I’ve bitten the bullet and bought a Mac (Macbook Pro, a shiny shiny piece of shininess). The most annoying thing about setting it up as a workhorse was the keyboard layout: Mac standards for accessing characters with diacritics like éïòû are (with a few exceptions) pretty nuts. Here’s my solution (including a layout file for you to download), which I hope may be useful for others. (Please note: I’m trying for something that works comfortably for the languages I use myself. If your needs are different you’ll be able to apply the technique I describe here, but you may have to do more of the work yourself, if my layout doesn’t work for you.)

These characters are accessible from the US International keyboard layout, but it’s pretty clear this was designed by someone who doesn’t use a wide range of them. To type é you type Alt-e then e: not too weird, I suppose? But to type í you type Alt-e then i: why the hell should I have to touch e when I’m typing í?!

The Mac strategy is to put the prefix combination that says “put an acute accent on the next key I type” on the letter they think you’ll put acute accents on the most often: the three I remember are éîü and I don’t remember where you find the grave. This is only mnemonic-by-proxy, and even that only if you use the accents according to their expectations. (Dutch is more likely to place the diaeresis on an e, for instance, than a u.)

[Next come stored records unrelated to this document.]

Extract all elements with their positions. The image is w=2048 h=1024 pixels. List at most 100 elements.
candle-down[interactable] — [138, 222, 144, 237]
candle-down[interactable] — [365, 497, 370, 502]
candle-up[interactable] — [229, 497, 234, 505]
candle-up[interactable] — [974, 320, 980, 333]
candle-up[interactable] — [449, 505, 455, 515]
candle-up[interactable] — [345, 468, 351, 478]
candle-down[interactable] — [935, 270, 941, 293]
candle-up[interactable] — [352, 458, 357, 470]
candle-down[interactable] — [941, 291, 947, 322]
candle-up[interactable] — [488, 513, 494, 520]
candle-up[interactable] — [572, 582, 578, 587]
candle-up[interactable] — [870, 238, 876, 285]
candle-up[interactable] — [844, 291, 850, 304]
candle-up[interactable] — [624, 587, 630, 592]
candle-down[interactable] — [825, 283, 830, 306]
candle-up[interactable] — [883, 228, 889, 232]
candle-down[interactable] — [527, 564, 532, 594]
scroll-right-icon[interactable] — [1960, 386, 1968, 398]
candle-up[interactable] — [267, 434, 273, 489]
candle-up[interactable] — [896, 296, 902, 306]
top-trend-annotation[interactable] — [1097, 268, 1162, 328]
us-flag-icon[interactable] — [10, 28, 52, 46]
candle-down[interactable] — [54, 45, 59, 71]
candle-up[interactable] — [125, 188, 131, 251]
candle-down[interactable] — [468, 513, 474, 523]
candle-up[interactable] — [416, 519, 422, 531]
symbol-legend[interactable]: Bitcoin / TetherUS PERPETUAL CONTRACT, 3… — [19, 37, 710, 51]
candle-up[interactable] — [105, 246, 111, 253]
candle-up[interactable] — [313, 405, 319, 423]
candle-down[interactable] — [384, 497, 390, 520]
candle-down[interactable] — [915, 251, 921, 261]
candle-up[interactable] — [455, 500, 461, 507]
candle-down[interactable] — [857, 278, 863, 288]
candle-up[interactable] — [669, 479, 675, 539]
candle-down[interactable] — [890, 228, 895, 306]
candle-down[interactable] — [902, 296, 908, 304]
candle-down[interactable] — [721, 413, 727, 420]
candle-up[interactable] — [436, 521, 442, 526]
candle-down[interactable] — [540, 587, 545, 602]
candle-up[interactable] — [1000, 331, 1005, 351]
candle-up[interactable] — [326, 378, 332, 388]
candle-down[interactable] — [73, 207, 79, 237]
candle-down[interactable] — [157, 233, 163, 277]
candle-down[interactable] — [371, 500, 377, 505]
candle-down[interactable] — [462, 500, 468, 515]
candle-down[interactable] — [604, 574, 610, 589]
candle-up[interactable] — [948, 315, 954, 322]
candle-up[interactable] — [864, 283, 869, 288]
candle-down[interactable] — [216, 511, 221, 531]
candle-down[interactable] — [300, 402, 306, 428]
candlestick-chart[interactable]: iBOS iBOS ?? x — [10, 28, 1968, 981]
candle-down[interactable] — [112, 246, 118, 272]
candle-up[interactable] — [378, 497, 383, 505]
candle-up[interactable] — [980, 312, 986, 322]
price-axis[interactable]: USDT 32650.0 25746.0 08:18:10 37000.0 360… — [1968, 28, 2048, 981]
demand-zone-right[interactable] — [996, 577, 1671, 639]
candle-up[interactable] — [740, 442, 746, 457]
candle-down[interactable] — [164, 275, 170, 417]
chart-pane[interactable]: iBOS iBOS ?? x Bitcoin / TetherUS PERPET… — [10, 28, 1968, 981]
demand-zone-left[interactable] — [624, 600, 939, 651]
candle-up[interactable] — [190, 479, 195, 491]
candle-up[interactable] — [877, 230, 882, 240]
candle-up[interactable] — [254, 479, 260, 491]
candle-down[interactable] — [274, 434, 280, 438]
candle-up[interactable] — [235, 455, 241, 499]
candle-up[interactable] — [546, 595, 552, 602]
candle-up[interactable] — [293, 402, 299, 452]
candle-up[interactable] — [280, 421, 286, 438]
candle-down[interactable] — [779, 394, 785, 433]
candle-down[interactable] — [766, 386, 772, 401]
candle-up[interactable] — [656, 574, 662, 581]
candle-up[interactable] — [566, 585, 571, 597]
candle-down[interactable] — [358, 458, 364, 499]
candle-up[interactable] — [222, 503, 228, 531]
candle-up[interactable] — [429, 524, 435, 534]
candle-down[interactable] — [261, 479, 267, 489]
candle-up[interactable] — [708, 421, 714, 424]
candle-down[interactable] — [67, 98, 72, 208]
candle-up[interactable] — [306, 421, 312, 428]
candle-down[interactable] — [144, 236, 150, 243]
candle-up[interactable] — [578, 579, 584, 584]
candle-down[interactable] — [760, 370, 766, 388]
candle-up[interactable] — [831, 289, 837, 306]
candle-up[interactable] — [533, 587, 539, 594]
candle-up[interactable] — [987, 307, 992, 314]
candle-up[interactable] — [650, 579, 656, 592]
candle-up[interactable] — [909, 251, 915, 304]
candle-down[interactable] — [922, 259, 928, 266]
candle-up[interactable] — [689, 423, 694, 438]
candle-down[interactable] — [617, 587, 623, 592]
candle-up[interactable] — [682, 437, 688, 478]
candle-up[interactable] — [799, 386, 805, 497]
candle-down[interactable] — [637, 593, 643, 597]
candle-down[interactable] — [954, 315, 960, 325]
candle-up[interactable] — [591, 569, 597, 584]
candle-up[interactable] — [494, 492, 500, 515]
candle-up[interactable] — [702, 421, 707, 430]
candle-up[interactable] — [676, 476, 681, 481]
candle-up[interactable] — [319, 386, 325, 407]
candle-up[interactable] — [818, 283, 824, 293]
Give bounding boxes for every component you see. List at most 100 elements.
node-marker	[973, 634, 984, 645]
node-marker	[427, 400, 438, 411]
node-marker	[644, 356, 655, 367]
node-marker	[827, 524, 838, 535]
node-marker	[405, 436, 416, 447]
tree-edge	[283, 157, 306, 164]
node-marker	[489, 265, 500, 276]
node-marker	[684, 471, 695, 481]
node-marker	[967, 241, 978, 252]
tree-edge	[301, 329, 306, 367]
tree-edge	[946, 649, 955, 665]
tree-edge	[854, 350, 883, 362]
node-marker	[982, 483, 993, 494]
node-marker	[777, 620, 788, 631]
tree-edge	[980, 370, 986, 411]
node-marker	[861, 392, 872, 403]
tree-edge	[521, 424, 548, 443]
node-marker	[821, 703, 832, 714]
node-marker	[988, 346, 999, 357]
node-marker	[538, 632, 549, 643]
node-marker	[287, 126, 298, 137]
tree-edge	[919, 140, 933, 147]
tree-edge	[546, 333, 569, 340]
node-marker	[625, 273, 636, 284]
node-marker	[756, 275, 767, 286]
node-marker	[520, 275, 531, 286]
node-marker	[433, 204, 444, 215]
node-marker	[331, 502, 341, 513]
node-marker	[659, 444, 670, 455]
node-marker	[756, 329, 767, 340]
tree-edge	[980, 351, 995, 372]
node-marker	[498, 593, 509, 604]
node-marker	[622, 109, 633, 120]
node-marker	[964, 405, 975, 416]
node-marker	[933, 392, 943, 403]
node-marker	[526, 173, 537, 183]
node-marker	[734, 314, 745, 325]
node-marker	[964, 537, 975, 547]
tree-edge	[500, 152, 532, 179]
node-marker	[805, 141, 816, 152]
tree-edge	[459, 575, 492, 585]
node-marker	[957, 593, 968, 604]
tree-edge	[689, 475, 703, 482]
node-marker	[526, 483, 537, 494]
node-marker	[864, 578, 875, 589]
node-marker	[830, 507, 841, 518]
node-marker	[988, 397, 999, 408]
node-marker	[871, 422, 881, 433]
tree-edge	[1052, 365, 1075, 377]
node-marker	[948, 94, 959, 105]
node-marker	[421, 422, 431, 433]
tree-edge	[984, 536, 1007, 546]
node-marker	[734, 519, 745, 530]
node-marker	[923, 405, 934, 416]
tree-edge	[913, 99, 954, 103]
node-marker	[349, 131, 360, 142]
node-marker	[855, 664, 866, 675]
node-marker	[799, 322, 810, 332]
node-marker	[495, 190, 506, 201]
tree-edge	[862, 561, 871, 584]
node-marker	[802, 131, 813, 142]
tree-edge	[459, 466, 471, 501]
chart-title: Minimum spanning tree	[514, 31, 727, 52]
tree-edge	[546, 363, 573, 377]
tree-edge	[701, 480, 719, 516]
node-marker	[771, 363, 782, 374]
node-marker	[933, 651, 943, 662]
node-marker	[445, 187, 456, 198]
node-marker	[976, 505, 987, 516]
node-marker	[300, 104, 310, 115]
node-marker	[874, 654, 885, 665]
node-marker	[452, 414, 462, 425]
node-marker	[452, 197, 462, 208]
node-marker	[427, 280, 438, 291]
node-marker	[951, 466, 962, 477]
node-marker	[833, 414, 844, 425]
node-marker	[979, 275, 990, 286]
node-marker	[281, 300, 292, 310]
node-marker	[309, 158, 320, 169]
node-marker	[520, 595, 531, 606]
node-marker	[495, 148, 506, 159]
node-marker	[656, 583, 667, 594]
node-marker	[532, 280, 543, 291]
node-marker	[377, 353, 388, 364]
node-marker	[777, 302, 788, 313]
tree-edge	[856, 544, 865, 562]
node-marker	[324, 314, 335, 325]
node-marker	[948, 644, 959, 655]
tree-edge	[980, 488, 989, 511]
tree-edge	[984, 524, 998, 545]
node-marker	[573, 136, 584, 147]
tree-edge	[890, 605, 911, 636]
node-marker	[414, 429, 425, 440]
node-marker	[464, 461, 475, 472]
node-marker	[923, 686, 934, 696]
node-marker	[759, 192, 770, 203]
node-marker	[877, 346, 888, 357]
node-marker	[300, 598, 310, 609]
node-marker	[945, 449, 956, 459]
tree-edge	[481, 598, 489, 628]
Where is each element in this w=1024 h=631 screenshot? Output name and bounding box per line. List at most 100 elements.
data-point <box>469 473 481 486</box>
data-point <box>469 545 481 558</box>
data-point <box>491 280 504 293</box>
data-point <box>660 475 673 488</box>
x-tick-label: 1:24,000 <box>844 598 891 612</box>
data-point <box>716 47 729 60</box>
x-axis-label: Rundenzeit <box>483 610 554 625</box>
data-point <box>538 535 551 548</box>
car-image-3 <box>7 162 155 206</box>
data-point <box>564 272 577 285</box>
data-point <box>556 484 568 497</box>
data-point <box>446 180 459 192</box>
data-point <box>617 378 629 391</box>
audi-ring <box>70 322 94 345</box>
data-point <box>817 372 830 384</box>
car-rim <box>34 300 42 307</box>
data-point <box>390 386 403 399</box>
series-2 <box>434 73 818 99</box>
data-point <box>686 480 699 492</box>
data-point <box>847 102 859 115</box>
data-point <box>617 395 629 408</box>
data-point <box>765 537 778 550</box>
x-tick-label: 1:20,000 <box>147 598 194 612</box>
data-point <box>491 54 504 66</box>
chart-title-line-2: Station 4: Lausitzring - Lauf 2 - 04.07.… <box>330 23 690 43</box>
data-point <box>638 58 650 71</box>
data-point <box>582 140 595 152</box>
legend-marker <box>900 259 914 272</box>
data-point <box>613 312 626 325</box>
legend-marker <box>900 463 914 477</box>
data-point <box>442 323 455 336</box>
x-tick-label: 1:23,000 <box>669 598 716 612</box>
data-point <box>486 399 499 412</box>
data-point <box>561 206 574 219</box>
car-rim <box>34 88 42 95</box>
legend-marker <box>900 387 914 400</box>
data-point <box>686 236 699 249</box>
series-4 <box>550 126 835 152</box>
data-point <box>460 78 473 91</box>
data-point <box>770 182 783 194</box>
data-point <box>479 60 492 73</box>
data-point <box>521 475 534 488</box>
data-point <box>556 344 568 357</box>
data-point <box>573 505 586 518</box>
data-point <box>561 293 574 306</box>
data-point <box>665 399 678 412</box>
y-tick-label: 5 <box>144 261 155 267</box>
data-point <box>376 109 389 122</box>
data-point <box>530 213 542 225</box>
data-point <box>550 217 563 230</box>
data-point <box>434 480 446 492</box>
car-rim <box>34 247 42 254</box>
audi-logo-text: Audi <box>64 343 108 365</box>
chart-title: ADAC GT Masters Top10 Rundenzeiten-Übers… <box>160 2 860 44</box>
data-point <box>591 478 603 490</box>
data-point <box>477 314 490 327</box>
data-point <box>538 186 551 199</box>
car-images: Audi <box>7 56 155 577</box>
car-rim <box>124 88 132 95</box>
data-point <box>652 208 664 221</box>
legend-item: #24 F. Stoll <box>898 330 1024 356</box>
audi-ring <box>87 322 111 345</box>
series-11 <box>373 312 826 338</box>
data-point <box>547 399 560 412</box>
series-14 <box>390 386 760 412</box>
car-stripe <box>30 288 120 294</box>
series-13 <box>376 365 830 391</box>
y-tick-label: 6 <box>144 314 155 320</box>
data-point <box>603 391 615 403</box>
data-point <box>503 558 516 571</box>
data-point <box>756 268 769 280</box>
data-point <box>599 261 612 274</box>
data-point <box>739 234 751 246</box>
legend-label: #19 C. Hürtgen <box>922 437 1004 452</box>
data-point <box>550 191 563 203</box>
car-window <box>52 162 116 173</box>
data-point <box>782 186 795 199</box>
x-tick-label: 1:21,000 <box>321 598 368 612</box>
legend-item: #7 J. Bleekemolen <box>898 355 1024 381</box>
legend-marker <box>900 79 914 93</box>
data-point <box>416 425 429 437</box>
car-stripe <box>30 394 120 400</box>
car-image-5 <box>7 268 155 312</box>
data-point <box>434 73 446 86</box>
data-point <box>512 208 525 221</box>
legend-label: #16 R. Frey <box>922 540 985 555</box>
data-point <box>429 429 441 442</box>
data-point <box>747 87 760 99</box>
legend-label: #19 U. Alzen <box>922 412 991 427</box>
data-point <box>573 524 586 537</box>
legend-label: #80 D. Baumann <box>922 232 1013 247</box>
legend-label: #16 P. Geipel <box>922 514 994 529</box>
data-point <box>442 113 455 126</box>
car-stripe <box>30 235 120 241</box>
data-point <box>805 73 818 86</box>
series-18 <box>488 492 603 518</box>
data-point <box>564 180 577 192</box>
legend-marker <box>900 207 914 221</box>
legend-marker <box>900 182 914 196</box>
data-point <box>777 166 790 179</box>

I much prefer the strategy I’m used to from Linux: the prefix key for an accent looks like that accent, so to get é you type Alt-‘ then e, ü is Alt-“ then u, and so on. (This does run into difficulties in some cases; for example it’s not clear what punctuation character to use for the háček ˇ, and if you need to use both the diaeresis ¨ and double acutes ˝ you’ll have to make some rearrangements. For the languages and accents I need it’s good enough though.)

I didn’t find any internal option or keyboard layout that works similarly, but there’s a great utility for making simple modifications to OS X keyboard layout files using a graphical interface: Ukelele. It’s also a nice way to see what your current layout provides: hold Alt and you’ll see the modified versions of the keys in the graphical layout, which if nothing else shows the creativity that went into the placement of symbols such as ¶ and √ (Alt-7 and Alt-v respectively) as well as the eventual despair that places ∫ on Alt-b and ª on Alt-9. Here you see the interface while I was pressing Command-Shift-4 for the screenshot:

Ukelele in action

In Ukelele terminology, we want to create a new “deadkey” on (for instance) Alt-‘ then assign it to the “state” that produces letters with the acute accent — which already exists in the layout US International. This is what made this process so quick and easy: the groups áéíóú, äëïöü, and so on, are already in the layout, so all we’re doing is making them accessible under a new prefix. (The first thing I did was went through the existing states and gave them more descriptive names than “s1” and “s2”.)

Here’s the resulting keyboard layout file. Save it as a file with extension .keylayout in /Users/<yourname>/Library/Keyboard Layouts/ (you might need to create the Keyboard Layouts dir, noting the space in the name, and by default Library is hidden). After you log out and log in again, it will be available for selection in the keyboard preferences, under the name “US International Sane”.